Negative Space: Why It Always Feels Like the Top

by | Aug 30, 2018 | Asset Management, Investor Behavior

In the movie A Quiet Place, the story follows the Abbott family. The Abbotts live in a post-apocalyptic world that has been decimated by extraterrestrial creatures who hunt by sound. As we quickly learn in the first few minutes of the film, the family’s survival is dependent upon silence. Anybody who makes even the slightest noise is promptly attacked by the aliens.

To give you an idea of just how silent this film is: the first half hour contains no spoken dialogue. The tension created by this silence is captivating. I found myself anxious and filled with dread each time a character did something that might make a sound. The anticipation of noise and the understanding of its consequences had me on the edge of my seat. Every sound, no matter how faint, seemed like it could end the Abbotts.

A Quiet Place brilliantly leverages the power of silence. This contrast effect is often referred to in art as the use of negative space. Negative space speaks to the idea that the absence of something can have as much of an impact as its presence.

  • In a photograph, the area surrounding the main subject is negative space
  • In a song, that dramatic pause at just the right moment is negative space
  • In A Quiet Place, the silence is negative space.

For investors, rising prices are negative space.

The contrast between rising and falling prices creates the same tension I felt watching A Quiet Place. As the market rises, we’re constantly bracing for the next crash.
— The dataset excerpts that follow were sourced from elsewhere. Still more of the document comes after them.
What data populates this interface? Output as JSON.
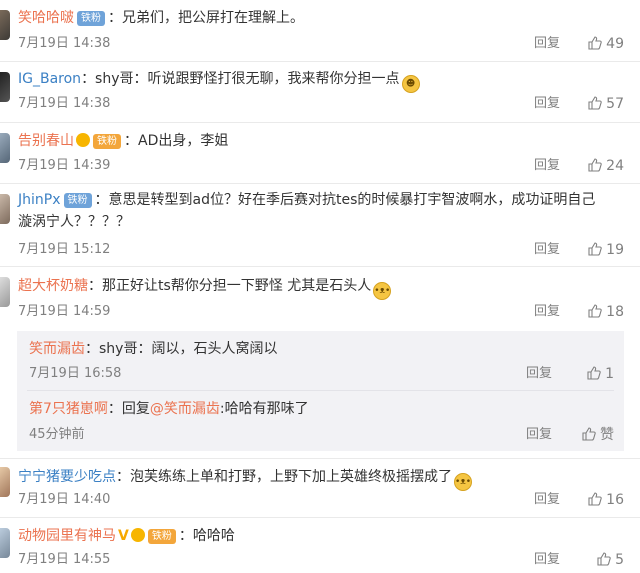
{
  "comments": [
    {
      "user": "笑哈哈啵",
      "badge": "铁粉",
      "text": "：兄弟们，把公屏打在理解上。",
      "time": "7月19日 14:38",
      "reply": "回复",
      "likes": "49"
    },
    {
      "user": "IG_Baron",
      "text": "：shy哥：听说跟野怪打很无聊，我来帮你分担一点",
      "time": "7月19日 14:38",
      "reply": "回复",
      "likes": "57"
    },
    {
      "user": "告别春山",
      "badge": "铁粉",
      "text": "：AD出身，李姐",
      "time": "7月19日 14:39",
      "reply": "回复",
      "likes": "24"
    },
    {
      "user": "JhinPx",
      "badge": "铁粉",
      "text": "：意思是转型到ad位？好在季后赛对抗tes的时候暴打宇智波啊水，成功证明自己",
      "text2": "漩涡宁人？？？？",
      "time": "7月19日 15:12",
      "reply": "回复",
      "likes": "19"
    },
    {
      "user": "超大杯奶糖",
      "text": "：那正好让ts帮你分担一下野怪 尤其是石头人",
      "time": "7月19日 14:59",
      "reply": "回复",
      "likes": "18"
    },
    {
      "user": "宁宁猪要少吃点",
      "text": "：泡芙练练上单和打野，上野下加上英雄终极摇摆成了",
      "time": "7月19日 14:40",
      "reply": "回复",
      "likes": "16"
    },
    {
      "user": "动物园里有神马",
      "badge": "铁粉",
      "vmark": "V",
      "text": "：哈哈哈",
      "time": "7月19日 14:55",
      "reply": "回复",
      "likes": "5"
    }
  ],
  "subreplies": [
    {
      "user": "笑而漏齿",
      "text": "：shy哥：阔以，石头人窝阔以",
      "time": "7月19日 16:58",
      "reply": "回复",
      "likes": "1"
    },
    {
      "user": "第7只猪崽啊",
      "text_pre": "：回复",
      "mention": "@笑而漏齿",
      "text": ":哈哈有那味了",
      "time": "45分钟前",
      "reply": "回复",
      "likes": "赞"
    }
  ]
}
This mindset has been especially prevalent of late with all the talk surrounding the “longest bull market ever”. The longer it’s been since the last crash, the greater the anticipation builds.

This constant anticipation of doomsday creates a paradoxical environment where the higher the market climbs, the more anxiety and dread we feel. It’s why every dip in the market legitimately feels like it could be the top. The perma-bears know this, and will convincingly use the contrast effect to warn you for the hundredth time since 2009 that, “we’re due”.

It’s true that this bull run cannot last forever. Eventually there will be a top before we descend into the next bear market. But how will we know in the moment whether it’s the real deal or a false alarm? Is there any value in predicting sixteen of the last two bear markets? Will there be commemorative plaques for those who nail the top?

If your financial plan’s success is dependent upon calling the top of this market cycle, then you’re right to be worried. Trying to time the market is a terrific way to erode your investment returns into the dirt. Bear markets are an inevitable part of investing, so having a financial plan and investment portfolio that can get you through them (psychologically and monetarily) is vital.